Tamio Shiraishi is a Japanese sax player, now based in NYC. An original member of Keiji Haino's ferocious Fushitsusha project, where he played drums and synth, Shiraishi's drift towards the sax sits way outside most free or avant garde conceptions; instead of loud iron lung blasts of noise, Tamio bites down hard and coaxes tones that resemble the internal head-rush of breath on a cold morning, the far off gurgling of streams, or piercing bird calls, that seem to emanate from between your ears. Tamio has often played in unusual outdoor locations, in Berlin and Tokyo as well as in the USA.
Ikuro Takahashi
Ikuro Takahashi might be a familiar name to some for his role as drummer/percussionist with many of the most notable Japanese underground acts of the past 25 years (High Rise, Kosokuya, Fushitsusha, Maher Shalal Hash Baz, LSD March to name but a few). On Domori to Sanshu he presents another look into his long running work with electronics. The two tracks on the CD consist of a live performance for oscillators and percussion followed by a computer composition in which Takahashi uses techniques of layering, looping and stretching sources to create immersive fields of sound. The live piece adds some space defining percussion for a brief temporal anchor before enveloping you once again in the high end chatter of up to 100 tiny oscillators. The computer piece by contrast offers no such reference points, instead leaving the listener submerged in a low end organic rumble that manages by turns to be both soothing and disorienting.
Denis Wood
Denis Wood is a geographer and map theoretician. His early work was in psycho-geography as developed by geographers and city planners in New England in the 1960s. His path-breaking dissertation was called I Don't Want To, But I Will (1973). It was during this time that he wrote the papers “Shadowed Spaces” and “In Defense of Indefensible Space.” Later he taught at the College of Design at North Carolina State University and at Duke University. He's now best known for The Power of Maps which demystified maps (1992); Home Rules, about culture, family, and living rooms (1994); Five Billion Years of Global Change (2004); Seeing Through Maps (2001, 2006); and Making Maps (2005).
How to Book
Tickets can be booked through the DCA box office: 01382 909 900
For Easterhouse tickets call The Bridge: number TBC
To make these events accessible and easy to attend, we've made them ticketed but free.
Each location is different, but places are very limited, so if you don't want to be disappointed please call the box office to reserve your place.
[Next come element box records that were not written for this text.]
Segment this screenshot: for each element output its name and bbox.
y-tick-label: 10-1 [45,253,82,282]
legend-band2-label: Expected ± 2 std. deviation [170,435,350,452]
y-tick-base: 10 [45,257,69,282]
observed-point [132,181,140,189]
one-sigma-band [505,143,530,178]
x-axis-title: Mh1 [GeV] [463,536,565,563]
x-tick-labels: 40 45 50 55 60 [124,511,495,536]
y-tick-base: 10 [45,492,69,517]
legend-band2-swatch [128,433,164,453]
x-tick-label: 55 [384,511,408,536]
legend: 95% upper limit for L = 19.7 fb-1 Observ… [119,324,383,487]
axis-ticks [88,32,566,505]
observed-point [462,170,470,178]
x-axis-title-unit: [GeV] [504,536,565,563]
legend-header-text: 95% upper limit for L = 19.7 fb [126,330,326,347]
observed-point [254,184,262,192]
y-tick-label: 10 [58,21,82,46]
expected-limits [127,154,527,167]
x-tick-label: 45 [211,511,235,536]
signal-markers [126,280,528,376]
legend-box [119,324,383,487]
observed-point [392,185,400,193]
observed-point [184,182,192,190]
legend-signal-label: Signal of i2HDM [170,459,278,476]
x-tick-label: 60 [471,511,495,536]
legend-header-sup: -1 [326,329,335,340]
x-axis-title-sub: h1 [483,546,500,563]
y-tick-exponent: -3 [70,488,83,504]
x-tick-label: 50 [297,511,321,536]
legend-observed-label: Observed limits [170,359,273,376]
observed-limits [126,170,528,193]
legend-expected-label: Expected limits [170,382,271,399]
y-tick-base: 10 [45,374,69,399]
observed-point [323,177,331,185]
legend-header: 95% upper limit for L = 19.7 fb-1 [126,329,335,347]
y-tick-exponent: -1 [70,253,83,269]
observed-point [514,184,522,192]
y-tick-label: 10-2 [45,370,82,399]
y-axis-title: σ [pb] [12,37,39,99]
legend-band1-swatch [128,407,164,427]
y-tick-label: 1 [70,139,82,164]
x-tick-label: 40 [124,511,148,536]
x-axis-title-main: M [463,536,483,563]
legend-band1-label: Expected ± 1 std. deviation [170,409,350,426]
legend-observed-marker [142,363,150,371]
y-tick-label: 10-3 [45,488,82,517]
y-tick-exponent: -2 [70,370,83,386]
Tickets can be collected at the rendezvous location 30mins before each show.
Give your phone and email details to the box office so we can inform you of the rendezvous location and time.
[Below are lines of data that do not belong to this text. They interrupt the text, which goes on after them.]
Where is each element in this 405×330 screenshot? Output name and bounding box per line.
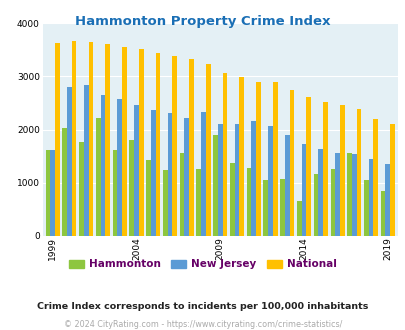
Bar — [72, 41, 76, 236]
Bar — [251, 121, 256, 236]
Bar — [330, 169, 335, 236]
Bar — [239, 77, 243, 236]
Bar — [335, 153, 339, 236]
Bar — [172, 56, 177, 236]
Bar — [296, 201, 301, 236]
Bar — [129, 140, 134, 236]
Bar — [318, 149, 322, 236]
Bar — [205, 64, 210, 236]
Bar — [96, 118, 100, 236]
Bar — [306, 97, 310, 236]
Bar — [356, 109, 360, 236]
Text: © 2024 CityRating.com - https://www.cityrating.com/crime-statistics/: © 2024 CityRating.com - https://www.city… — [64, 319, 341, 329]
Bar — [117, 99, 122, 236]
Bar — [217, 124, 222, 236]
Bar — [246, 168, 251, 236]
Bar — [384, 164, 389, 236]
Bar — [62, 128, 67, 236]
Bar — [79, 142, 84, 236]
Bar — [380, 191, 384, 236]
Bar — [234, 124, 239, 236]
Bar — [200, 113, 205, 236]
Bar — [272, 82, 277, 236]
Bar — [155, 53, 160, 236]
Bar — [301, 144, 306, 236]
Bar — [113, 150, 117, 236]
Bar — [179, 153, 184, 236]
Bar — [213, 135, 217, 236]
Bar — [222, 73, 227, 236]
Bar — [55, 43, 60, 236]
Bar — [84, 85, 88, 236]
Text: Crime Index corresponds to incidents per 100,000 inhabitants: Crime Index corresponds to incidents per… — [37, 302, 368, 311]
Bar — [151, 110, 155, 236]
Bar — [256, 82, 260, 236]
Bar — [146, 160, 151, 236]
Bar — [279, 179, 284, 236]
Bar — [189, 59, 193, 236]
Bar — [351, 154, 356, 236]
Bar — [105, 44, 110, 236]
Bar — [184, 118, 189, 236]
Bar — [134, 105, 139, 236]
Bar — [229, 162, 234, 236]
Legend: Hammonton, New Jersey, National: Hammonton, New Jersey, National — [65, 255, 340, 274]
Bar — [67, 87, 72, 236]
Bar — [162, 171, 167, 236]
Bar — [313, 174, 318, 236]
Bar — [346, 153, 351, 236]
Bar — [45, 150, 50, 236]
Bar — [284, 135, 289, 236]
Bar — [196, 169, 200, 236]
Bar — [122, 47, 126, 236]
Bar — [139, 49, 143, 236]
Bar — [167, 113, 172, 236]
Bar — [88, 42, 93, 236]
Bar — [263, 180, 268, 236]
Bar — [50, 150, 55, 236]
Bar — [368, 159, 373, 236]
Bar — [289, 90, 294, 236]
Bar — [339, 105, 344, 236]
Bar — [389, 124, 394, 236]
Bar — [268, 126, 272, 236]
Bar — [363, 180, 368, 236]
Bar — [322, 102, 327, 236]
Bar — [100, 95, 105, 236]
Text: Hammonton Property Crime Index: Hammonton Property Crime Index — [75, 15, 330, 28]
Bar — [373, 119, 377, 236]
If you think you might not be able to make it along after having reserved a ticket, then please call the box office so that so someone else can take your place. Please do this by the morning of the performance date.
The access to most of the performances spaces involve stairs. If you have any particular access requirements and would like to know if any of the performances are suitable for you, then please call the box office.